Curse that Cap’n Jack Straw! All this hoo-ha over referral fees is threatening to scupper the Admiral’s formerly formidable (but apparently quite unstable when you look at it closely in the current climate) motor insurance business model, the Daily Telegraph revealed this week.

A quick sift through Admiral’s statutory reporting reveals that more than half the firm’s UK motor insurance profits come from something called “ancillary sales.” Investec analyst Kevin Ryan told the Telegraph that a lot of these mysterious ancillary sales are referral (or “acceptance”) fees, describing Admiral’s business model as “a complex balancing act.”

Shore capital’s Eamonn Flanagan was more direct: “The apparent lack of impact on Admiral’s combined ratio of a near epidemic in bodily injury claims, has left many in the insurance industry somewhat incredulous over the group’s seeming ability to walk on water,” he told reporter Jamie Dunkley.

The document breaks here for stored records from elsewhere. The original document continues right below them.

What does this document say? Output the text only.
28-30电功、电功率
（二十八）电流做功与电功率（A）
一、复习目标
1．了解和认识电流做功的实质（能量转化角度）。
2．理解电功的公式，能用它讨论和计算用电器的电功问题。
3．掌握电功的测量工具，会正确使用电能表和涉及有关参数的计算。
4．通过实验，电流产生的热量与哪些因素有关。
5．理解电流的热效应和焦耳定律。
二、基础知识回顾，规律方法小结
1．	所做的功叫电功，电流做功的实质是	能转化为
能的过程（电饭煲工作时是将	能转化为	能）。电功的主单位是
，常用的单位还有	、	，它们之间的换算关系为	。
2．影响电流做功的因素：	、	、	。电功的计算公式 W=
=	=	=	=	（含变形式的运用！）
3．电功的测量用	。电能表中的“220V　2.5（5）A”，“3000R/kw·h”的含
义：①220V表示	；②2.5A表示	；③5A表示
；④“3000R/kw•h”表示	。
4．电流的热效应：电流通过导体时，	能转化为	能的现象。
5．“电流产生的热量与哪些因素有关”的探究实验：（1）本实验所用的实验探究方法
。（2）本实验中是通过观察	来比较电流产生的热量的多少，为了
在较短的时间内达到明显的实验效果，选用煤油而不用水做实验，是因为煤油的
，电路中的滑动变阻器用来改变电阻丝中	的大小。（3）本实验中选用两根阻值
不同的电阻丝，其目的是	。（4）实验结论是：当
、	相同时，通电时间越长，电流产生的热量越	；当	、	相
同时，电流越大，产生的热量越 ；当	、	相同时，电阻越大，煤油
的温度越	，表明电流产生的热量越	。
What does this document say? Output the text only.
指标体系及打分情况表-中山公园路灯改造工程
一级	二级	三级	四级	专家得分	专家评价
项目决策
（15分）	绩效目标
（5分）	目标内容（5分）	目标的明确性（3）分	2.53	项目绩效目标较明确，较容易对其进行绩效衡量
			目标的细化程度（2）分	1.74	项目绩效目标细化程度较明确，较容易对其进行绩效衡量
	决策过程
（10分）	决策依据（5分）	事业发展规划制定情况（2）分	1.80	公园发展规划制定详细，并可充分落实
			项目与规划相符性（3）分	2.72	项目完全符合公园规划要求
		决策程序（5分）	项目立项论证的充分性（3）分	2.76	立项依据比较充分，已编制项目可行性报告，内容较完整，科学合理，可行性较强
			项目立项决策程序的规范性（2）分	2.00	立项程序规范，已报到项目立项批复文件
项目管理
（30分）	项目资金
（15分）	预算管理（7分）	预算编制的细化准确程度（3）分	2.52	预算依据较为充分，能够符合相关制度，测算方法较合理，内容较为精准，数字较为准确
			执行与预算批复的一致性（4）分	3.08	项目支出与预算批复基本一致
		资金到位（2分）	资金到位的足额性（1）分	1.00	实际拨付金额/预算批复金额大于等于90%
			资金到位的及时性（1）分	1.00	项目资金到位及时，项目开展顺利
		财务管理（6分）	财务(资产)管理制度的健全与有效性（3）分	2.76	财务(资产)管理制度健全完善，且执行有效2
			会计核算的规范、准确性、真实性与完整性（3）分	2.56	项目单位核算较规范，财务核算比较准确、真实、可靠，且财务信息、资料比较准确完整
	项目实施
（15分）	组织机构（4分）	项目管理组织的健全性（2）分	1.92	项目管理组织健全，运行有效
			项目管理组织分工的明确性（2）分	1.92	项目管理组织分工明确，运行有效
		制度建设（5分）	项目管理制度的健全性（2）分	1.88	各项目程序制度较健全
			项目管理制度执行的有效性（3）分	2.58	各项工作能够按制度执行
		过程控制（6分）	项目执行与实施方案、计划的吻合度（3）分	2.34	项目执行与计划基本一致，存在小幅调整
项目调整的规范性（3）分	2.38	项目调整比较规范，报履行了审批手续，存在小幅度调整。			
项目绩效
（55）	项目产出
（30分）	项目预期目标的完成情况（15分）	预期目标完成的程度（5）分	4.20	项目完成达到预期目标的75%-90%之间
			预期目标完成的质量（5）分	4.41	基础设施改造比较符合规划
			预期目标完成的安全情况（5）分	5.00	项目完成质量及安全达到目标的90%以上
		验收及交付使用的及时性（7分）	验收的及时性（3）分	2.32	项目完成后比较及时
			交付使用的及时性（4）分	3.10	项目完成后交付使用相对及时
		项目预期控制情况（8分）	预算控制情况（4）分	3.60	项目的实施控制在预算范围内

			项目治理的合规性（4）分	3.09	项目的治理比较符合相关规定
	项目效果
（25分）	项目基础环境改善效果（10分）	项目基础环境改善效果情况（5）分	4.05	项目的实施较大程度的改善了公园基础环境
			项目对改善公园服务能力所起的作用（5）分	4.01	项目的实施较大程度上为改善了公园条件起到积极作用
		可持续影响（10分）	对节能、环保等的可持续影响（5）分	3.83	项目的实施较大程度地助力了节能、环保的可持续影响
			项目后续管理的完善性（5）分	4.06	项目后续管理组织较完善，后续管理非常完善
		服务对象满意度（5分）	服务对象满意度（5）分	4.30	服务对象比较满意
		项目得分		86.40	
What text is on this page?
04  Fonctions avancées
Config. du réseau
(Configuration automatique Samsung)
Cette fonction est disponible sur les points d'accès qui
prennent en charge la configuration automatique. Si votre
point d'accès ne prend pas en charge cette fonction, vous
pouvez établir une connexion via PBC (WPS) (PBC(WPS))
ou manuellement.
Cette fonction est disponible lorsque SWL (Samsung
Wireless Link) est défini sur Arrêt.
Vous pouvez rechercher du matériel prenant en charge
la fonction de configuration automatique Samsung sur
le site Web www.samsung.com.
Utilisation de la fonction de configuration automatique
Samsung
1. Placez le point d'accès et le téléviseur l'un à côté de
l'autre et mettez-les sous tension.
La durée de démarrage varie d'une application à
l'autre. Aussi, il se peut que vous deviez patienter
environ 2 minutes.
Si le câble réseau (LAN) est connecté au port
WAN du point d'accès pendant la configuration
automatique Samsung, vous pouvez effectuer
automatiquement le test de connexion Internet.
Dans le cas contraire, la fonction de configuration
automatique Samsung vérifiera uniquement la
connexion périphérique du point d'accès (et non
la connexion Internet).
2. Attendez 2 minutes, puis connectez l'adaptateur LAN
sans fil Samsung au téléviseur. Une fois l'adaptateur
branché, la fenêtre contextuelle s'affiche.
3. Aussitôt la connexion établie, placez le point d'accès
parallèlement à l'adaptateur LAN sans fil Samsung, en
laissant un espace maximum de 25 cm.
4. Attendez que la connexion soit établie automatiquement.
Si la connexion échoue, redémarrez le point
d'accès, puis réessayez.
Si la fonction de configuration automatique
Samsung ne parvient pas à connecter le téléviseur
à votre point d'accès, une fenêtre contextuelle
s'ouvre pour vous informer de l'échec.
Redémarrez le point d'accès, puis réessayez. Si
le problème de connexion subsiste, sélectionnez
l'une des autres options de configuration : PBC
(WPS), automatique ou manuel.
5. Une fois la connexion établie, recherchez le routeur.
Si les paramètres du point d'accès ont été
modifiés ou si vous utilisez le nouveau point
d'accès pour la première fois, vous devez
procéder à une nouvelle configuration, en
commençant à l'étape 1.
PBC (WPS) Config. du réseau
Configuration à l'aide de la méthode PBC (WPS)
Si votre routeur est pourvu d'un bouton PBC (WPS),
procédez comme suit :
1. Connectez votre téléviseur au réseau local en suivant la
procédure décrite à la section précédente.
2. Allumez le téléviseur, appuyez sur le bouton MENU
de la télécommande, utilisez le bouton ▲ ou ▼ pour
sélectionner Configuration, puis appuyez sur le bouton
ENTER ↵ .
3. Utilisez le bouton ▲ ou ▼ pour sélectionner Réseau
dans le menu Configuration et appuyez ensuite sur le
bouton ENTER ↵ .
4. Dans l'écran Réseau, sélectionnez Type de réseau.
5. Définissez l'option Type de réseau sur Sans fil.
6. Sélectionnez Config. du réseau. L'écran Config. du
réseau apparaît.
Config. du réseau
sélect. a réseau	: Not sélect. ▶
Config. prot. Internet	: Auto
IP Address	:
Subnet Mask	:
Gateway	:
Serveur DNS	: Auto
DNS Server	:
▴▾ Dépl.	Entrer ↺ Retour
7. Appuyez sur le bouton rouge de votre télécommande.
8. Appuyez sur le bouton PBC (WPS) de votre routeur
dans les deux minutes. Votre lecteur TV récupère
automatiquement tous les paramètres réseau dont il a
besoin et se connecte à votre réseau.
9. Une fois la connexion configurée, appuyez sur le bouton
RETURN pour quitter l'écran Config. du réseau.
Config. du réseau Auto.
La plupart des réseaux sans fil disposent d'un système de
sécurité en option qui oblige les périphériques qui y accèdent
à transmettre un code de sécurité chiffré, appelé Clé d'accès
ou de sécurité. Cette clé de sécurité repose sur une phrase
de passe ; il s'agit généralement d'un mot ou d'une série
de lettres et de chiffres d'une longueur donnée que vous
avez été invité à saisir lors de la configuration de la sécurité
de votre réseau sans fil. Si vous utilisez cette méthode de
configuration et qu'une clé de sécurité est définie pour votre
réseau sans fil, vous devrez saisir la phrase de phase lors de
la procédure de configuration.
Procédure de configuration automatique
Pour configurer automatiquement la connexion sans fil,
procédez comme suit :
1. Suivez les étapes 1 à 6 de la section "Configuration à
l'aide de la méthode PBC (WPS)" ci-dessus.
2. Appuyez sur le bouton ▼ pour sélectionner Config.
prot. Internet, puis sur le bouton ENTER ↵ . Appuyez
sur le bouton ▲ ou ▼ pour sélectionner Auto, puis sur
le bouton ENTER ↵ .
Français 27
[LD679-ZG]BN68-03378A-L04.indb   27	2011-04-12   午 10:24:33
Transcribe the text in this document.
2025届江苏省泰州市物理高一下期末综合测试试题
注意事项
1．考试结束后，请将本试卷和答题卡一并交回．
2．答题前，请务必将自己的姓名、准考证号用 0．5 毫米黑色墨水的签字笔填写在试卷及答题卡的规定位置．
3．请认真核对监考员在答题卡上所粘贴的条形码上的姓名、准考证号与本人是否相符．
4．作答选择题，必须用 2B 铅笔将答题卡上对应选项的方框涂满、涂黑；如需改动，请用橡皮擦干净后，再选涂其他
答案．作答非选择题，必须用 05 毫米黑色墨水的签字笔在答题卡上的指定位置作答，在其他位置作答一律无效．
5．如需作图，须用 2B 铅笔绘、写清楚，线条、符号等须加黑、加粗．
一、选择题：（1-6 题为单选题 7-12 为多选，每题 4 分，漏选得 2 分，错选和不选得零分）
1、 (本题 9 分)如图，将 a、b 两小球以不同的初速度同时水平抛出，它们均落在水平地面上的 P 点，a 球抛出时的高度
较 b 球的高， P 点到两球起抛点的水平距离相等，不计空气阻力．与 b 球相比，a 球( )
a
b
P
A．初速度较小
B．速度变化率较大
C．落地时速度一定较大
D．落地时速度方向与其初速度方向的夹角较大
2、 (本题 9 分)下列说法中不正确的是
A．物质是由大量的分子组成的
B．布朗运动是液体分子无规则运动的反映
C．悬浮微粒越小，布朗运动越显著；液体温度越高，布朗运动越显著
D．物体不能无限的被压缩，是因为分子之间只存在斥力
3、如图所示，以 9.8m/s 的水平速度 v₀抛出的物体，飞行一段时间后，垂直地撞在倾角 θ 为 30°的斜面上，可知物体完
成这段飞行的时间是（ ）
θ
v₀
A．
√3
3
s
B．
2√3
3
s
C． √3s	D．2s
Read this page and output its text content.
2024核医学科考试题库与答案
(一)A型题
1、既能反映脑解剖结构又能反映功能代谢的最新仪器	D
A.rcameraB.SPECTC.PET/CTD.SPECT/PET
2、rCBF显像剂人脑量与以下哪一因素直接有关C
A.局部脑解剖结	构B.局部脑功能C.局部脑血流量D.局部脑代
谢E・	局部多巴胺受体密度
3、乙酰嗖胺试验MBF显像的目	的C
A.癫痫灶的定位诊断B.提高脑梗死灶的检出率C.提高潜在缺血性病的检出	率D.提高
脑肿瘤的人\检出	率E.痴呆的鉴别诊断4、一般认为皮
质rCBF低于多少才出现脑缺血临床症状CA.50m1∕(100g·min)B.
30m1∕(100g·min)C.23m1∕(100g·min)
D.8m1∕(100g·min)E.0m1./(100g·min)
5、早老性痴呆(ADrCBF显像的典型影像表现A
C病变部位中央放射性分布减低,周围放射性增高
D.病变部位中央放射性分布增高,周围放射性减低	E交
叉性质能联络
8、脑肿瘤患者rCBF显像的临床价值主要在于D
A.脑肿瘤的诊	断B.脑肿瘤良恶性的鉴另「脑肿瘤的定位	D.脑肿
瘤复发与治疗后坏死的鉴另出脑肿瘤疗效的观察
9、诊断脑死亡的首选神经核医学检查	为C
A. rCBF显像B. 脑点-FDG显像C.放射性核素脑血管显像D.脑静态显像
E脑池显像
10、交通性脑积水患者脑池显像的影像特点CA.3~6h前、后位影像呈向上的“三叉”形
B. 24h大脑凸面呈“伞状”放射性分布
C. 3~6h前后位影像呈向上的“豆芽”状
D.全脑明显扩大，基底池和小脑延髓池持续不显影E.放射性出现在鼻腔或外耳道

An Admiral crew person attempted to bore the Telegraph off the story as follows: “When one of our customers calls us for help with a claim that was not their fault, we refer them on to a retained accident management company who help sort out their claim, but only if they give us their permission. If they don’t want to be passed through to our accident management company we do not put them through. If the claim needs to be referred to a lawyer then the accident management company will pay us a referral fee.”

Sounds pretty innocuous, doesn’t it?

Or at least it would have done before the world woke up to the evil of referral fees and the government started talking about maybe doing something about them.